FOXO3A directs a protective autophagy program in haematopoietic stem cells.
How blood-forming hematopoietic stem cells (HSC) accommodate the different cellular stresses associated with their life-long activity remains elusive. Here, we identify the self-catabolic process of autophagy as an essential mechanism used specifically by HSCs, and not their downstream myeloid progeny, to combat metabolic stress and maintain their functionality. We show that HSCs are uniquely wired to mount a protective autophagy-mediated survival response through expression of a FOXO3a-driven pro-autophagy gene expression program that poises HSCs for rapid induction of autophagy following metabolic stress. This robust and rapid stress-response likely allows the HSC compartment to withstand growth factor and nutrient fluctuations that naturally occur in the bone marrow (BM) microenvironment. Our results form the basis for a better molecular understanding of how autophagy is wired within the cellular hierarchy of an organ, and how it contributes to the life-long protection of the stem cell compartment and maintenance of tissue homeostasis. They also demonstrate that autophagy is essential for the survival of HSCs in old mice. This is in striking contrast to the prevailing view in the aging field that impaired autophagy is a principal determinant of cellular aging. We show that the regulatory pathways that poise HSCs for rapid stress-induced autophagy remain intact during physiological aging, and that ongoing autophagy is essential for the continued survival of a largely expanded population of old HSCs. Our results demonstrate that autophagy acts as a double-edged sword for HSC function. On the one hand, autophagy helps maintaining blood homeostasis by protecting adult HSCs from metabolic stress, yet on the other, it contributes to the aging of the blood system by allowing the survival of damaged old HSCs, which are bad actors for the development of age-related blood disorders. This article was previewed in Nature (494: 317-318, 2013), and selected for Faculty of 1000 Biology.
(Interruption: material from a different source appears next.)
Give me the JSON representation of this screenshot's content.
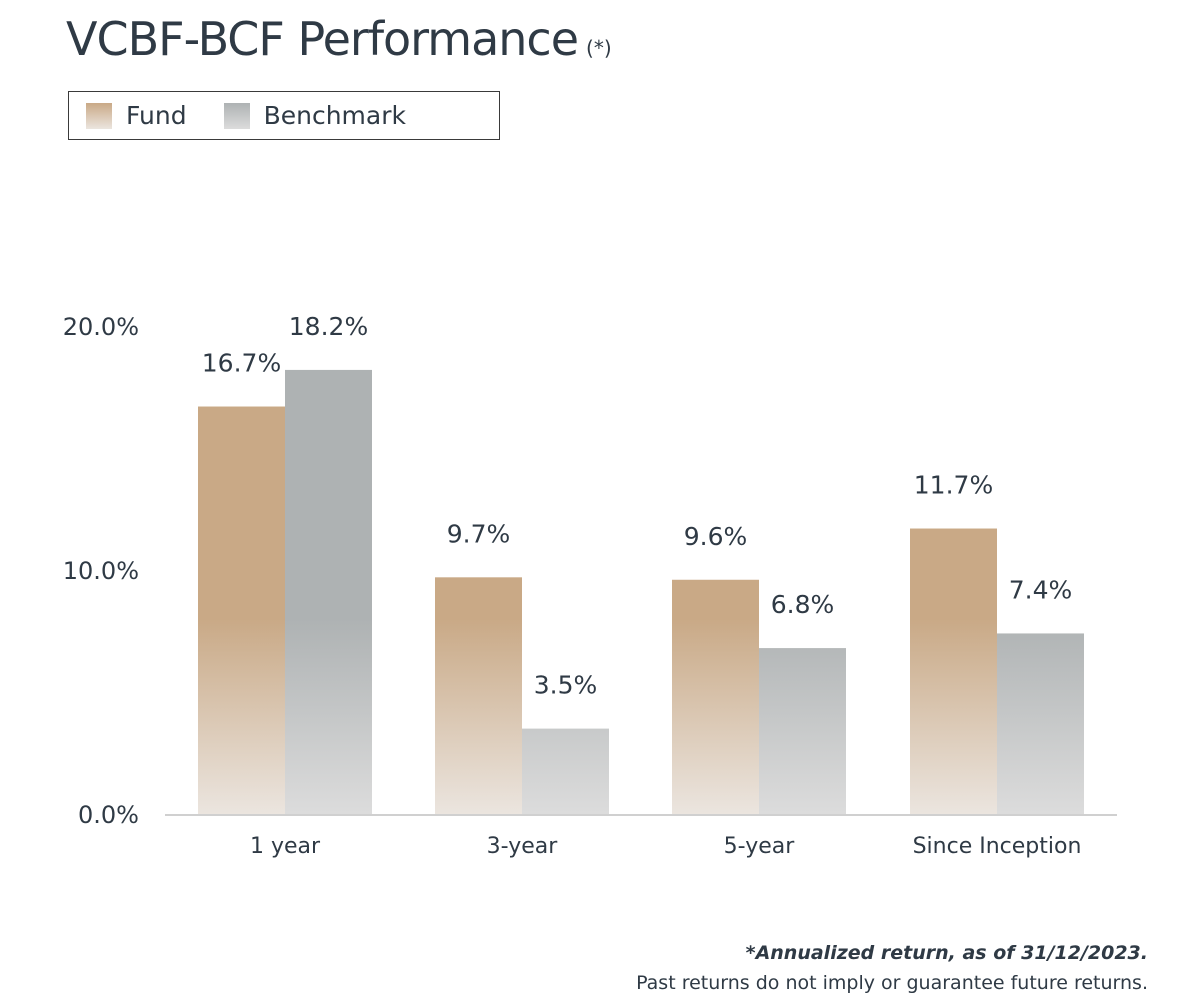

Blood production is ensured by rare, self-renewing haematopoietic stem cells (HSCs). How HSCs accommodate the diverse cellular stresses associated with their life-long activity remains elusive. Here we identify autophagy as an essential mechanism protecting HSCs from metabolic stress. We show that mouse HSCs, in contrast to their short-lived myeloid progeny, robustly induce autophagy after ex vivo cytokine withdrawal and in vivo calorie restriction. We demonstrate that FOXO3A is critical to maintain a gene expression program that poises HSCs for rapid induction of autophagy upon starvation. Notably, we find that old HSCs retain an intact FOXO3A-driven pro-autophagy gene program, and that ongoing autophagy is needed to mitigate an energy crisis and allow their survival. Our results demonstrate that autophagy is essential for the life-long maintenance of the HSC compartment and for supporting an old, failing blood system.